Wind in the Willows Cards - Etsy UK Wind in the Willows Cards - Etsy UK
With a career in illustration spanning over 30 years, Inga Moore is a highly distinguished author and illustrator of children’s books, who has illustrated numerous classics to much critical acclaim, including Kenneth Grahame’s The Wind in the Willows, Frances Hodgson Burnett’s The Secret Garden and Oscar Wilde’s The Canterville Ghost. Again the old house provides inspiration with a real secret garden of its own, just like the one in the story which becomes a sanctuary for Mary, a lonely, unwanted orphan, and her sickly cousin Colin.The evening ends with Mole and Rat tucked into their beds, Rat commenting on what a fine, snug home Mole has made himself. We see trees pruned, topiarised, espaliered and clipped to within an inch of their lives, while in the secret garden plants are left to their own devices, roses ramble unchecked, creepers run riot and wildlife flourishes.

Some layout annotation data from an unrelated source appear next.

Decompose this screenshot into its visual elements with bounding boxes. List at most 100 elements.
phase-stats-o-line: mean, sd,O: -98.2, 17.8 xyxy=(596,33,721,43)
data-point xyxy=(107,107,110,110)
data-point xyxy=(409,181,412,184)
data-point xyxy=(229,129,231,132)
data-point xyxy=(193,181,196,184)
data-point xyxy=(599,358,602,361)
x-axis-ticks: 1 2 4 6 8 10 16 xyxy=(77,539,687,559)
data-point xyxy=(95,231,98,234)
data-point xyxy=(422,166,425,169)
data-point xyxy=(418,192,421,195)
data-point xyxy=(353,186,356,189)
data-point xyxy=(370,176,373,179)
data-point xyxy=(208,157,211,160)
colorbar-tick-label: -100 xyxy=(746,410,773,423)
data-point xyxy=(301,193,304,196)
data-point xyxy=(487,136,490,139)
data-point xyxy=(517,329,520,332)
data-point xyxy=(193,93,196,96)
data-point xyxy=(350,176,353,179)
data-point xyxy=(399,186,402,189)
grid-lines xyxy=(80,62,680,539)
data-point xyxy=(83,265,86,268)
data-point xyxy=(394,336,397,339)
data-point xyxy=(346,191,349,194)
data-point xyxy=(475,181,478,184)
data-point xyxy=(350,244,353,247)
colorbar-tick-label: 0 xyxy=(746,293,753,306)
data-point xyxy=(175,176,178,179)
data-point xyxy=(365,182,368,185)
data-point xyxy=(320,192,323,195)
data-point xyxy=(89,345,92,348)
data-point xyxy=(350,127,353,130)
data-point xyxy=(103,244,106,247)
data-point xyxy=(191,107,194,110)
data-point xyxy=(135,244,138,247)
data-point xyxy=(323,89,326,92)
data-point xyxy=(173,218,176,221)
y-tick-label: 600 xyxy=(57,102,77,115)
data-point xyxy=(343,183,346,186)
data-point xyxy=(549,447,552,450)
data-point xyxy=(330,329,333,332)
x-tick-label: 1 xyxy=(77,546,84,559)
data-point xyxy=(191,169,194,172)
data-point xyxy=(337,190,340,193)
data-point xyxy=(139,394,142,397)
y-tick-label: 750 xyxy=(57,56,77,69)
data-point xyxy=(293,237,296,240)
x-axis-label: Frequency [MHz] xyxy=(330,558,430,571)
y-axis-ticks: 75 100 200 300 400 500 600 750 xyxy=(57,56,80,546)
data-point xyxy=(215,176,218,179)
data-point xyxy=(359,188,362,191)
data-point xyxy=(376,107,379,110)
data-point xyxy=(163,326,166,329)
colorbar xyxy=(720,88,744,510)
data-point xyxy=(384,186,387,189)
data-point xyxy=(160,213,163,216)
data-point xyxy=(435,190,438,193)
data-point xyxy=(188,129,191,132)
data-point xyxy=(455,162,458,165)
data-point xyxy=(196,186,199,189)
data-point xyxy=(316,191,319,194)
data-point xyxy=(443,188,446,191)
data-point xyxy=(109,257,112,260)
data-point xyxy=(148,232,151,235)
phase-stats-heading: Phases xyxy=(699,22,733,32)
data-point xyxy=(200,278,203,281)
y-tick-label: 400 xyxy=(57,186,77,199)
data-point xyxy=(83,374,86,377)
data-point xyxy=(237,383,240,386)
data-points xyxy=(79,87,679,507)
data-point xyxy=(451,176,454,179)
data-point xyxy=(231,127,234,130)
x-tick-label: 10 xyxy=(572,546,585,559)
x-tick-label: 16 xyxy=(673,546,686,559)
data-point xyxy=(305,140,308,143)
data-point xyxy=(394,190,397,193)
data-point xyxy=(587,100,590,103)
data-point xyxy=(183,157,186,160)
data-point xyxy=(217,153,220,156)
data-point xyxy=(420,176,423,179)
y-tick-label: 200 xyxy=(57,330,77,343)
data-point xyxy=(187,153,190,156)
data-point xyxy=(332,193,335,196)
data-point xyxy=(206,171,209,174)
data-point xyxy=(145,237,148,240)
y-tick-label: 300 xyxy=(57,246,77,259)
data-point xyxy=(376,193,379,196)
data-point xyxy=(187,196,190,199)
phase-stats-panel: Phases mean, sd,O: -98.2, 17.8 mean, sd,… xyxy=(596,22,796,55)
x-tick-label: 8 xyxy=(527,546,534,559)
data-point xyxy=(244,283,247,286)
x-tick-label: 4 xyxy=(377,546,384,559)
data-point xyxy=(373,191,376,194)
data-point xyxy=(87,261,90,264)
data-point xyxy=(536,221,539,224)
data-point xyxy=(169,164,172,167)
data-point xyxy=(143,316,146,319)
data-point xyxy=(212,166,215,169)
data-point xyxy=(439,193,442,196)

Wind in the willows The adventures of Mr Toad : from Wind in the willows
I read Kenneth Grahame‘s “The Wind in the Willows” (in a paperback, clumsily illustrated edition) as a teenager, after my father died, and it soothed my mind and helped me to stand the blow in a way I could not explain, beyond saying it made me feel snug and somewhat protected.With its wit, charm and finesse, and its atmospheric use of colour, her work rewards endless exploration. To these unforgettable characters and luminous illustrations, Ruzzier brings a sublime simplicity that makes this series perfect for emerging readers, adding books with character and intelligence to the often dull world of beginning reader books.